Ailey


At 1988’s Kennedy Center Honors, Cicely Tyson honored the man who brought Black expression and experiences to the world of modern dance.  He would die the next year of AIDS after having kept his sexual orientation from the public due to the influence of his mother and their church, a decision which may also explain his lonely remove and all encompassing work ethic.  This highly influential dancer, choreographer and American Dance Theater founder was Alvin “Ailey.”


Laura's Review: B

That ‘remove’ is mentioned by several of Ailey’s former dancers and collaborators who describe his troupe as a family and express their love for him while also stating that he kept himself apart, an unknowableness which suffuses director Jamila Wilmot’s (“Town Hall”) work here.   Ailey is structured around a new dance being prepared to celebrate his company’s 60th anniversary, one in which we see choreographer Rennie Harris observing repetitive moves by dancers as he builds the ‘language’ for the new piece.  Wilmot then begins to flash back, building Ailey’s professional story.

He grew up watching his mother, a field worker, ‘going from place to place, looking for a place to be.’  Wilmot uses b&w film clips and archival footage to accompany Ailey’s recorded words that approximate the types of scenes he had witnessed as a child. He moved to NYC in 1954 and began to study and work under such notables as Martha Graham, but he figured out very early that he had his own ideas and seeing Black dancer Katherine Dunham perform provided inspiration.

There is some footage of Ailey’s own dancing with Carmen de Lavallade and he was already taking the dance world by storm in the early sixties with his company’s ‘Revelations,’ a spiritual in dance form.  Dancer Judith Jamison, who would take over as artistic director after Ailey’s death, describes touring in those days, with everything – dancers, props, staging, tools – all on one bus.  Stage manager Bill Hammond, who is white, talks about the restrictions of traveling with a mixed race company.  Their reception on an under publicized European tour built by word of mouth, from a sparse attendance of twenty-five to sold out audiences stomping their approval.

Even though we get little on Ailey’s personal life, Wilmot has found enough to reflect it in his work, the Alvin Ailey American Dance Theater responding to such events as the murder of Black Panther Fred Hampton.  We see those childhood memories in his dancers’ movements.  In one astounding tableau, dancers appear to be hanging.  Ailey’s love for his mother, who he described as a great beauty ‘like Lena Horne,’ sustained him all his life, but the impression we get is of a sad one, a breakdown landing him in a mental institution in 1980, any romantic love hidden outside the dance floor.



Robin's Review: B+

Alvin Ailey is right up there with the great modern choreographers like Martha Graham and Bob Fosse. He pioneered and introduced Black American dance to the country and the world and established a national culture as “Ailey.”

It is funny, just a couple of weeks ago, I was thinking about dance, choreography and the greats of the dance arts mentioned above.

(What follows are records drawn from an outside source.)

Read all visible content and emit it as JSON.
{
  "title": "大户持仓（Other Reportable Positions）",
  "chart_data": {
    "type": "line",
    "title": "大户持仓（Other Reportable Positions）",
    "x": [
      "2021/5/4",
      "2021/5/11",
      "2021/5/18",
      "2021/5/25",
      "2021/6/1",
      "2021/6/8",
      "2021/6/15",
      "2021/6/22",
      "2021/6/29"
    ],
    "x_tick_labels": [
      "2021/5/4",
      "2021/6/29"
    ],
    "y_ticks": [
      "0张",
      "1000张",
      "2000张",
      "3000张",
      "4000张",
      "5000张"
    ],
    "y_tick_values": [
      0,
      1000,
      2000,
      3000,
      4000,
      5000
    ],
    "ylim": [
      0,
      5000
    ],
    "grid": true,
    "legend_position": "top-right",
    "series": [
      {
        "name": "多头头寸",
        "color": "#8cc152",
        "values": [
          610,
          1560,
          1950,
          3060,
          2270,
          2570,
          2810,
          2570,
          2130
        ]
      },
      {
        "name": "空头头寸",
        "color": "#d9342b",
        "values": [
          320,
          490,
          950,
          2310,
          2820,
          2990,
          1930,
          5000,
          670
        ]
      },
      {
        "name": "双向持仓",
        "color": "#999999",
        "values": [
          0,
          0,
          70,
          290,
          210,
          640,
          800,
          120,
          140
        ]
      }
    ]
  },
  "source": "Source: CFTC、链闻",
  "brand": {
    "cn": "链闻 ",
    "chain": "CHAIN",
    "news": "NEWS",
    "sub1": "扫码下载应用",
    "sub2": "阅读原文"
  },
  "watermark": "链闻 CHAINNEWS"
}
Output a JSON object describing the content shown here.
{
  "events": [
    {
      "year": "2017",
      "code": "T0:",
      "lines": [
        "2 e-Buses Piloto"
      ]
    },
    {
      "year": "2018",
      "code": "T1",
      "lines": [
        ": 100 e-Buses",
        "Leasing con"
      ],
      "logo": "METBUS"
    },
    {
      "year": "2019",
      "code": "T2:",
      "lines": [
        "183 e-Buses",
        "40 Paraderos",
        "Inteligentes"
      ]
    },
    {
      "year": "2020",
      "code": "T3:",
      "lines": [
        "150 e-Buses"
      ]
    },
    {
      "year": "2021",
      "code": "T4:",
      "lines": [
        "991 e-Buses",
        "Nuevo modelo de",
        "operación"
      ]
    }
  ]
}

This segued quite well for me as I sat down to watch director Jamila Wignot’s heartfelt and detailed look into the artist’s long life and career.

The work is divided into two halves with one about Ailey’s colorful and successful career as dancer and choreographer, his ups and downs and his struggles with his sexual identity and his losing battle with AIDS. We are shown his early appearances on stage and the dances he designed, beginning with “Blues Suite (1958)” and, then, his most famous and performed work, “Revelations (1960).” Ample time is also spent showing performances of his many other dance works and on interviews, then and now, of those “closest” to the man. (He was, we learn, a solitary man devoted to his mother and only came out of his reclusive “shell” when older.)

The other half of “Ailey” covers a choreographed piece created in honor of Alvin Ailey and the 60th anniversary of his American Dance Theater, “Lazarus (2018)” by Rennie Harris, and shows the nuts and bolts and hard work that goes into the creative process. We get, as I hoped, lots of fine dancing and frequent displays of grace and beauty inspired by Ailey. In one brief number, the dancers take on a pose that, shockingly, replicates lynching. It was a stunning moment for me.

I do compare “Ailey” to the expertly done bio-dance film about the incredible choreographer Pina Bausch and director Wim Wender’s examination of her life and dances, shot in dynamic 3D, with “Pina (2011).” That work stands in a league of its own. But, that said, Jamila Wignot’s fine work is not shabby, either.

After watching “Ailey” my interest to know more shows that Wignot, while constrained by the brief one hour, 22 minute run time, touches on all aspects of his creative mind and life. There is more to the man than covered in this fine docu-bio but that is good in that it makes you, like me, want to know more.


Neon opened "Ailey" in limited release on 7/23/21, opening wide on 8/6/21.